Facebook’s ad sales revenue will increase $2 billion year-over-year, totaling $5.1 billion for 2012, according to a new eMarketer forecast. However, the researcher predicts Google will overtake Facebook in display ad sales by 2013.
Menlo Park, CA-based Facebook will still dominate this year, raking in $2.6 billion to Google’s $2.5 billion in display ad revenues. Yet by end of next year, the Mountain View, CA-based web and technology giant will hold a $3.7 billion to $3.3 billion lead over Facebook for display ads, eMarketer says.
Facebook’s recent S-1 filing revealed that eMarketer was $600 million off its earlier estimates for Facebook’s 2011 ad sales ($3.2 billion). In its September 2011 calculation, the researcher said Facebook would draw $3.8 billion.
In an email to ClickZ, eMarketer said the discrepancy between its prediction and Facebook’s actual ad revenue was due to the latter’s “disappointing” Q4 sales.
According to eMarketer, the top three portals trail both Google and Facebook in ad revenue.
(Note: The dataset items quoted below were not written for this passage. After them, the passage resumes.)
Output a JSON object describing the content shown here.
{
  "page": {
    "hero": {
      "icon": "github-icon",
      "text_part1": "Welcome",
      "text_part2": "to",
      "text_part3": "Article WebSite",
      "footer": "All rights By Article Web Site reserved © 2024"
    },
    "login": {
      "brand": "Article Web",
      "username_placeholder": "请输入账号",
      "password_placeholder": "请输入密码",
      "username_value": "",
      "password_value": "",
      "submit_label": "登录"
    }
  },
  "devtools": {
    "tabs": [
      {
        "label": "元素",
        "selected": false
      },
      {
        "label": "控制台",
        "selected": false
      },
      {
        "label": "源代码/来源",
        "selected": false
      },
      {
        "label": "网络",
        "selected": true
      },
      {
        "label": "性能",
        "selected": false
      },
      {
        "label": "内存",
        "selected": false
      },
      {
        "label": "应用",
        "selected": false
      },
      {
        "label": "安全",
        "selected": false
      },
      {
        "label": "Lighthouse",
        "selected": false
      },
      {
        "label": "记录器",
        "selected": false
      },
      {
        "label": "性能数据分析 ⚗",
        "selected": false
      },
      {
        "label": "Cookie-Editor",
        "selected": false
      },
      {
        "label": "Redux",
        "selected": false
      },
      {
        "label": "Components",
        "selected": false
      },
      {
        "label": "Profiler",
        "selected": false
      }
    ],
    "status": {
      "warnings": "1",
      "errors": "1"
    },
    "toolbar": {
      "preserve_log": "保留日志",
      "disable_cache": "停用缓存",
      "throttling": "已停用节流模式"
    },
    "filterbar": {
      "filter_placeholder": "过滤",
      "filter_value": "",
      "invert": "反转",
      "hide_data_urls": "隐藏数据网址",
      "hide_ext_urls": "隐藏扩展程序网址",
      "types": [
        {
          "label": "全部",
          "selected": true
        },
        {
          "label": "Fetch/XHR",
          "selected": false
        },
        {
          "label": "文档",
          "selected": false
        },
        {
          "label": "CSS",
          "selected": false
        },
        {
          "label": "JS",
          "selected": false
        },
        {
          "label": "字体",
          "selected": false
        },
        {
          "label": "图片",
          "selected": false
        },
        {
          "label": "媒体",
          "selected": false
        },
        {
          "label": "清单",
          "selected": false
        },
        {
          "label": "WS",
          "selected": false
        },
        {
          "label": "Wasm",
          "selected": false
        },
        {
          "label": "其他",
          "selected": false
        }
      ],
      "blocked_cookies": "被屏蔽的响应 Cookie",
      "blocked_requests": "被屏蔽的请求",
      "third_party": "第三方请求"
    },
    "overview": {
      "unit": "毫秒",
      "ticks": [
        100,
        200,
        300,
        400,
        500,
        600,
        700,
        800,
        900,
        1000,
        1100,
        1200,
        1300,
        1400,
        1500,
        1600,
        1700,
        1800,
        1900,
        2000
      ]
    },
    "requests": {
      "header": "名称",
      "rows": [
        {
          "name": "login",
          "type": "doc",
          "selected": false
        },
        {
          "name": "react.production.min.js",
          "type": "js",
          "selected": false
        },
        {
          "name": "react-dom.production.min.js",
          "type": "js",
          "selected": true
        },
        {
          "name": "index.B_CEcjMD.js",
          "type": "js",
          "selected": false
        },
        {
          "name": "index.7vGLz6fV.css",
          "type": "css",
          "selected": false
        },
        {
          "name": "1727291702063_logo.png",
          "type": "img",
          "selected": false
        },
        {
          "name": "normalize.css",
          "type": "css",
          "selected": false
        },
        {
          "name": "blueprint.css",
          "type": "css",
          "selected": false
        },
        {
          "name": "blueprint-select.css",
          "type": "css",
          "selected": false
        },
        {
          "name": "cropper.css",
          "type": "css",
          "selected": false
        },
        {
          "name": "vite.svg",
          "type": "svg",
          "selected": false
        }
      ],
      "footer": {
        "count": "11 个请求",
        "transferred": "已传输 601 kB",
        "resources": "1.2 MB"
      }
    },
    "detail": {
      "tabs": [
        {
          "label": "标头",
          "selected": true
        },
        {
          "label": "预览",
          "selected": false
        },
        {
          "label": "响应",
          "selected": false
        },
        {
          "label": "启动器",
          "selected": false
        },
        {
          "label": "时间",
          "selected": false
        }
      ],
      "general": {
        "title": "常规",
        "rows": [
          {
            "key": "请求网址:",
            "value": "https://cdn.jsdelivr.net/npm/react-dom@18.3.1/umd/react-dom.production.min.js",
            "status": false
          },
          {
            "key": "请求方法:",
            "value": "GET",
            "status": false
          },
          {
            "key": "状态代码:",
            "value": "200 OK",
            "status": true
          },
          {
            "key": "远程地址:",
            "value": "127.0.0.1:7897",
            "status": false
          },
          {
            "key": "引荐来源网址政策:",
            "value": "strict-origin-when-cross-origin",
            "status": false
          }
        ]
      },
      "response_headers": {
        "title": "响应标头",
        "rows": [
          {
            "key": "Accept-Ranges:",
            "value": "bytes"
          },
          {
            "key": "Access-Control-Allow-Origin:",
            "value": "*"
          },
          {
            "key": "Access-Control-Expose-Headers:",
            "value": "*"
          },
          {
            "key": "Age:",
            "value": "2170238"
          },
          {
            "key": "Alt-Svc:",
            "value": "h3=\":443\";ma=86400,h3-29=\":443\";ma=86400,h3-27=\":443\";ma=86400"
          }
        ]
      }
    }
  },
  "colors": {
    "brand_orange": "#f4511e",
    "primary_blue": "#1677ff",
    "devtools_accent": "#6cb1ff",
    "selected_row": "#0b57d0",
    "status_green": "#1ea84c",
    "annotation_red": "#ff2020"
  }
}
Yahoo ($1.4 billion), Microsoft ($700 million), and AOL ($600 million) will finish 2012 behind the leaders in that order. The trio remains in the same positions next year, according to eMarketer, but will see incremental lifts in display ad revenues.
For total revenue, eMarketer predicts Facebook will pull in $6.1 billion during 2012. Of that sum, $1 billion will come from Facebook Credits and other revenue streams this year, the researcher says.
New York-based eMarketer doesn’t orchestrate primary research, instead balancing numbers from various other sources to arrive at its forecasts. Its website explains the company’s methodology:
eMarketer develops its own market estimates and projections through a careful process of aggregation, normalization, weighting, evaluating and estimating. By leveraging the best market research available, we find the “best fit” with that information and make sense of the disparate numbers.